CARMINE ABATE E LE POLEMICHE SUL PANINO “U GHIEGGHIU”

«Tutto ciò – aggiunge Carmine Abate – è segno di quanto interesse ci sia in Italia e nelle altri parti del mondo rispetto all’Arbërìa, fatta di persone che, nonostante i cambiamenti, ci sono, resistono, parlano arbërisht e rappresentano un vero e proprio miracolo di resistenza. Dunque – dice ancora lo scrittore – ben vengano i libri, ben vengano le storie (anche Le Guide di “Repubblica” hanno recentemente dedicato un libro alla comunità arbëreshe d’Italia) e tutte quelle iniziative in grado di far conoscere sempre più questo mondo, questa ricchezza culturale della Calabria e dell’Italia».

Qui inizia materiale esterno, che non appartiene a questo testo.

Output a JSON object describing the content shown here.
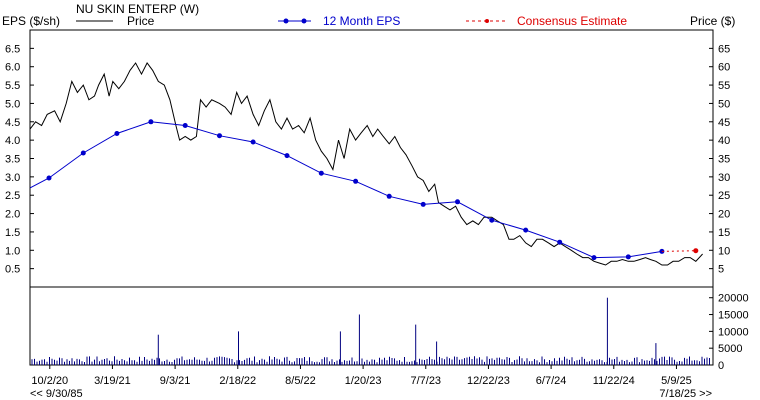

Infine, sugli ingredienti del panino (“Mi ‘ndujo” non li ha ancora resi noti e ufficializzati) Carmine Abate precisa: «A parte il fatto che non esistono ingredienti tipicamente arbëreshë, se davvero “Mi ‘ndujo” vuole fare un omaggio a quella che definisce “la grande e gloriosa comunità arbëreshe” e dare un nome incuriosente al loro panino, allora sarebbe più corretto – linguisticamente e culturalmente – chiamarlo l’Arbëresh o Arbërìa, nomi con le nostre tipiche “ë” con dieresi che universalmente ci identificano, mentre il nome u ghieggiu, oltre a suonare male, non è conosciuto addirittura in tutta la Calabria e quasi per niente a livello nazionale. Ma questo è solo un piccolo consiglio, che chiuderebbe questa polemica e la renderebbe meno inutile».